Only Clinic North of Tel Aviv for BRCA Gene Carriers Opens at Rambam
A new women’s clinic has opened at Rambam, providing BRCA1/2 carriers with access to specialists and comprehensive follow-up – all under one roof. The clinic meets a critical need as it is the only such facility north of Tel Aviv.
Breast cancer is the most common malignancy in Israel and the Western world. Women with the BRCA1 or BRCA2 gene are tens of times more likely to develop breast, ovarian and other cancers. To date, women residing in the north had to travel to Tel Aviv for comprehensive consultations and follow-up for their specific BRCA1/2 related problems. However, a new clinic has opened at Rambam Health Care Campus, providing access to medical specialists, geneticists and a comprehensive follow-up, all under one roof.
Most people have a limited understanding about genes and genetics, but the BRCA1/2 gene is an exception, particularly since Angelina Jolie’s highly publicized mastectomy.
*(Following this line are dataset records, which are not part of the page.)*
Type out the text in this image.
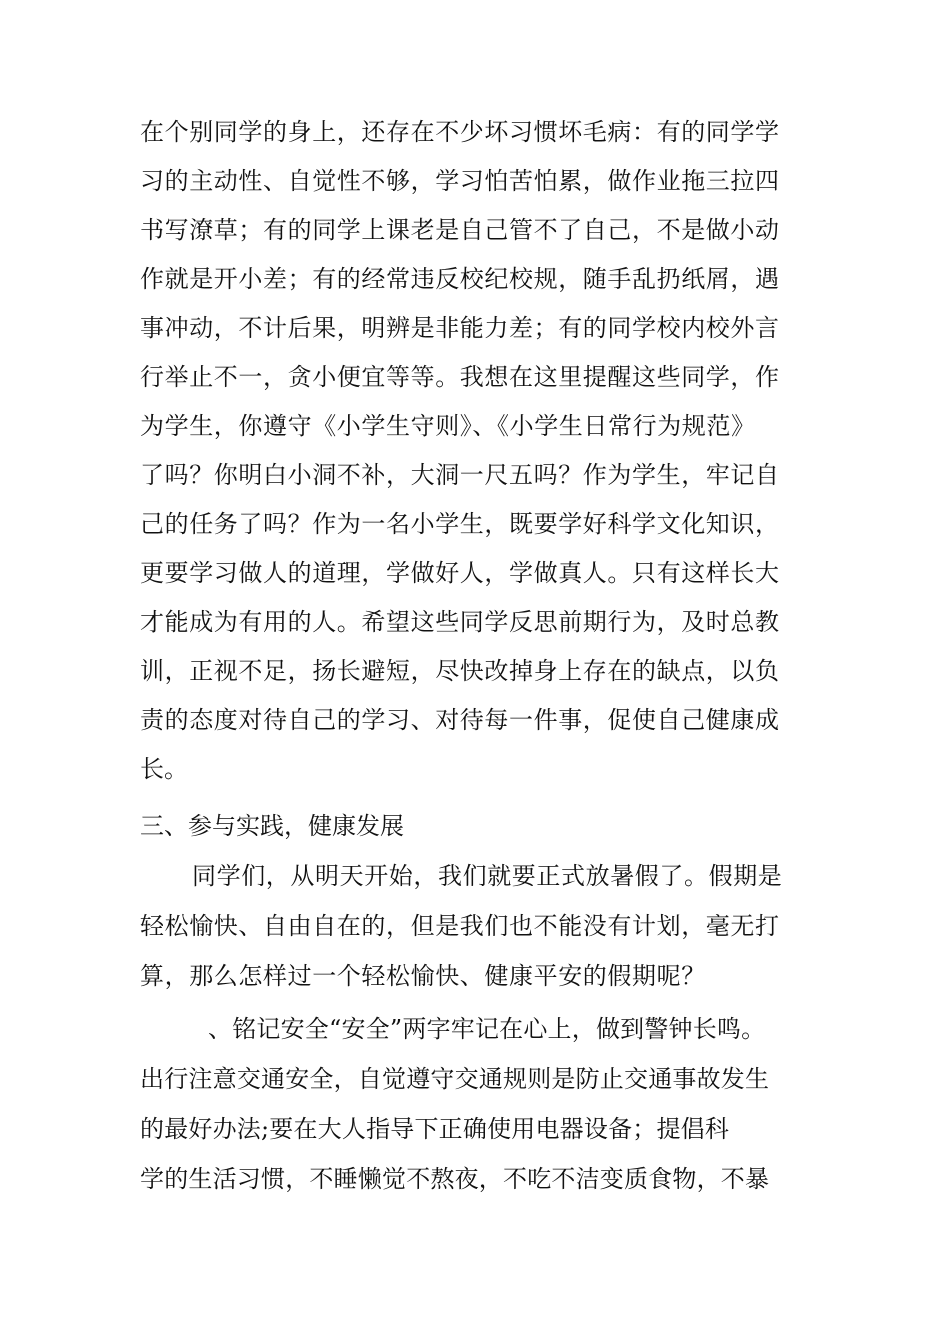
在个别同学的身上，还存在不少坏习惯坏毛病：有的同学学
习的主动性、自觉性不够，学习怕苦怕累，做作业拖三拉四
书写潦草；有的同学上课老是自己管不了自己，不是做小动
作就是开小差；有的经常违反校纪校规，随手乱扔纸屑，遇
事冲动，不计后果，明辨是非能力差；有的同学校内校外言
行举止不一，贪小便宜等等。我想在这里提醒这些同学，作
为学生，你遵守《小学生守则》、《小学生日常行为规范》
了吗？你明白小洞不补，大洞一尺五吗？作为学生，牢记自
己的任务了吗？作为一名小学生，既要学好科学文化知识，
更要学习做人的道理，学做好人，学做真人。只有这样长大
才能成为有用的人。希望这些同学反思前期行为，及时总教
训，正视不足，扬长避短，尽快改掉身上存在的缺点，以负
责的态度对待自己的学习、对待每一件事，促使自己健康成
长。
三、参与实践，健康发展
同学们，从明天开始，我们就要正式放暑假了。假期是
轻松愉快、自由自在的，但是我们也不能没有计划，毫无打
算，那么怎样过一个轻松愉快、健康平安的假期呢？
、铭记安全“安全”两字牢记在心上，做到警钟长鸣。
出行注意交通安全，自觉遵守交通规则是防止交通事故发生
的最好办法;要在大人指导下正确使用电器设备；提倡科
学的生活习惯，不睡懒觉不熬夜，不吃不洁变质食物，不暴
As a BRCA1/2 gene carrier, she was at high risk for breast cancer. A group of major hereditary genetic mutations (one in the BRCA1 gene and one in the BRCA2 gene) increases the incidence of breast cancer. In fact, there has been much debate regarding how to reduce the risk of disease and prevent mastectomies among BRCA1/2 carriers. Today, BRCA gene carriers have many possibilities.
Last Thursday, July 5, 2018, Rambam inaugurated a new clinic dedicated to BRCA gene carriers, providing a comprehensive response for women in the north of Israel (future plans will include male carriers as well). This is the first and only clinic of its kind north of Tel Aviv. “There is a relatively high incidence of inherited mutations associated with different genes in the Israeli population, and this may increase the risk of various types of cancer,” explains Assistant Professor Elisabeth Half, Director of the new BRCA Women’s Clinic and an expert in internal medicine and gastroenterology. “Several genes have been found to correspond with a significantly higher risk of breast cancer in women and men, and ovarian cancer in women, but the main genes are BRCA1 and BRCA2. Within the Ashkenazi population, the risk is higher, with 2.5% of the population – one out of every 40 men and women – carrying common mutations in these genes.”
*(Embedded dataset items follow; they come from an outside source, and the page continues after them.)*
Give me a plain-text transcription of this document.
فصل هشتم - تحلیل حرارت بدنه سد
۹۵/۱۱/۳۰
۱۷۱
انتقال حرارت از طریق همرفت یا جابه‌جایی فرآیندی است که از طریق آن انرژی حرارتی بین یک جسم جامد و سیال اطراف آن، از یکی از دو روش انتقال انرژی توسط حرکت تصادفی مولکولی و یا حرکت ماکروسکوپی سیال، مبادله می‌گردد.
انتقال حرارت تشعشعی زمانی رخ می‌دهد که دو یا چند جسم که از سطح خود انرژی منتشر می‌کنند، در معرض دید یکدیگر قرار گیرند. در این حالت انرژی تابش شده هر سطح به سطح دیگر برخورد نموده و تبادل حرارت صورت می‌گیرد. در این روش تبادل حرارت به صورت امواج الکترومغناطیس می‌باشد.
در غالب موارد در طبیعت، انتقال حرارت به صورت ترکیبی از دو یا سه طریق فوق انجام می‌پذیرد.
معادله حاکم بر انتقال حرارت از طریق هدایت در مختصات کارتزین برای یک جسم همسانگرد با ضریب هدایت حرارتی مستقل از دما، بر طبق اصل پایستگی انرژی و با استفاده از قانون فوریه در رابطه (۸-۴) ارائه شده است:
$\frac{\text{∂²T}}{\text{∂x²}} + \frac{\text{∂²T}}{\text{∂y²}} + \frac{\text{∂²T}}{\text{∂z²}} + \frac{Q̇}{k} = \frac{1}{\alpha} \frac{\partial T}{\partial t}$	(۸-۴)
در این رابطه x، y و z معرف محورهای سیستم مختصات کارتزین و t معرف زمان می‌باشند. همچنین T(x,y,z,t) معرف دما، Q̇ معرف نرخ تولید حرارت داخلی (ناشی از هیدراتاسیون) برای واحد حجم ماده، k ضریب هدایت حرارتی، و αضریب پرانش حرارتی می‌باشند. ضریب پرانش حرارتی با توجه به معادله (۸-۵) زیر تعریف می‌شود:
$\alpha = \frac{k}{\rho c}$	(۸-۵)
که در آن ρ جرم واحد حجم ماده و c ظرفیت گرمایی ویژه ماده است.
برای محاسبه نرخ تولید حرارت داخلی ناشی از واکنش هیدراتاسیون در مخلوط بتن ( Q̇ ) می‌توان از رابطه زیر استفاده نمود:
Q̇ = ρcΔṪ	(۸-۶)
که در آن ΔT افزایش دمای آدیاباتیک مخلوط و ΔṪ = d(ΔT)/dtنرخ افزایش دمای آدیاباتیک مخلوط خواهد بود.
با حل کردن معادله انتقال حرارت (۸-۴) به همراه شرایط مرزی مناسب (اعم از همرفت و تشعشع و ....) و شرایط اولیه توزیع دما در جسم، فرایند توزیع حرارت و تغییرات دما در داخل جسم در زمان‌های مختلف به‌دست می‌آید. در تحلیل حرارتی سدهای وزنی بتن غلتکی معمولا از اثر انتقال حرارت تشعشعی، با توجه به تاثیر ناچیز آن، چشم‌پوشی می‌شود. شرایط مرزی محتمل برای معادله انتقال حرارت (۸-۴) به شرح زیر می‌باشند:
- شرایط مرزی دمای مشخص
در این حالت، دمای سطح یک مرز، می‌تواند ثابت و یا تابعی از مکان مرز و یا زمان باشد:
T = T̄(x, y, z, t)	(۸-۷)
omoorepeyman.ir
The new clinic is staffed by a multi-disciplinary team of specialists, so as to provide a response to high-risk populations carrying genetic mutations. The clinic provides all the tests (gynecology, surgery, genetics, and imaging) necessary for monitoring under one roof, during a day of intensive testing once every six months, or once every three months during pregnancy. The staff accompanies the gene carriers throughout the complex decision-making process regarding surgical solutions, infertility or fertility preservation, menopause, etc. Serving as a one-stop clinic, patients will be able to have all testing, follow-up appointments, and related services performed at our location, improving the overall effectiveness of their care and follow-up.
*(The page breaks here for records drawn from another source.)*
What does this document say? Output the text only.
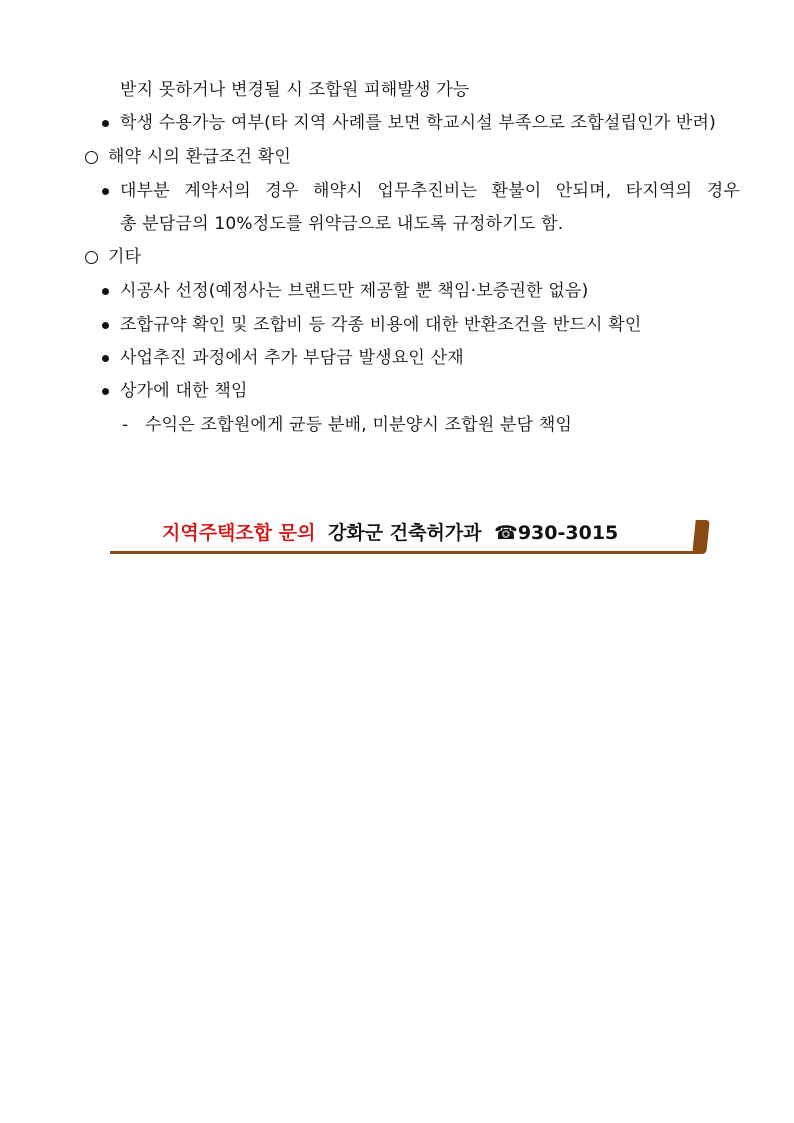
받지 못하거나 변경될 시 조합원 피해발생 가능
학생 수용가능 여부(타 지역 사례를 보면 학교시설 부족으로 조합설립인가 반려)
해약 시의 환급조건 확인
대부분 계약서의 경우 해약시 업무추진비는 환불이 안되며, 타지역의 경우
총 분담금의 10%정도를 위약금으로 내도록 규정하기도 함.
기타
시공사 선정(예정사는 브랜드만 제공할 뿐 책임·보증권한 없음)
조합규약 확인 및 조합비 등 각종 비용에 대한 반환조건을 반드시 확인
사업추진 과정에서 추가 부담금 발생요인 산재
상가에 대한 책임
- 수익은 조합원에게 균등 분배, 미분양시 조합원 분담 책임
지역주택조합 문의 강화군 건축허가과 ☎930-3015
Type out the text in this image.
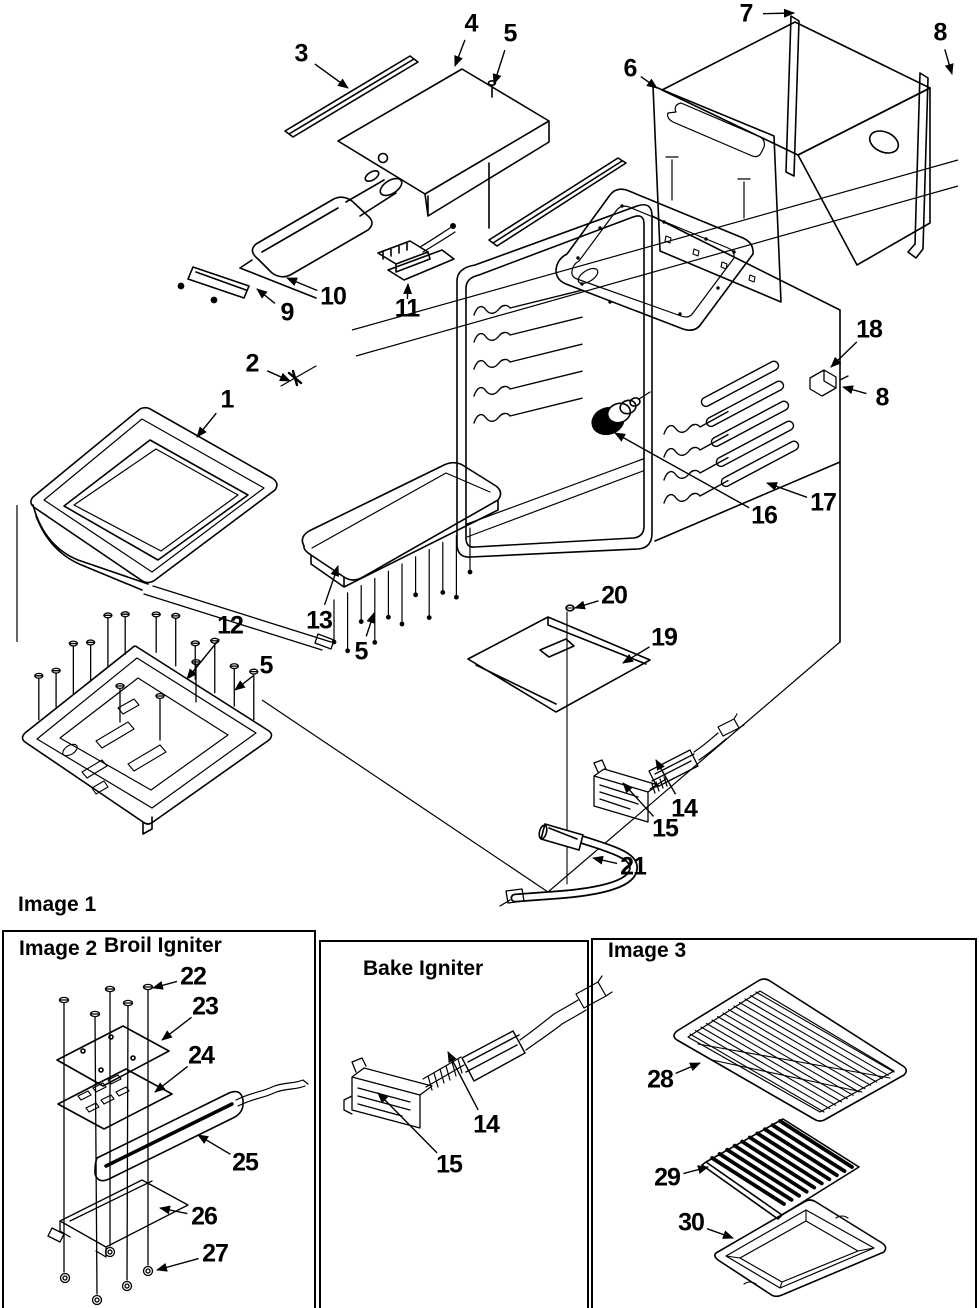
Image 1
Image 2 Broil Igniter
Bake Igniter
Image 3
3
4 5
6
7
8
9
10 11
2
1
18
8
16 17
13
12
5
5
20
19
14
15
21
22
23
24
25
26
27
14
15
28
29
30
“Follow-up and treatment of genetic mutation carriers require professional expertise and proficiencies unique to this field”, explains Dr. Aviad Hoffman, Director of the Breast Cancer Unit at Rambam and an expert in general and oncological surgery. “We know that carriers have a 50%–80% higher risk of developing breast cancer (depending on the mutation) and a 40%–50% higher risk of developing ovarian cancer during their lifetime. We are talking about very high risks. However, with the help of a structured follow-up and prevention program, it is now possible to reduce the risk of contracting ovarian cancer by about 90%. We are reaching out to women identified as carriers to come to our clinic and take responsibility for their future.”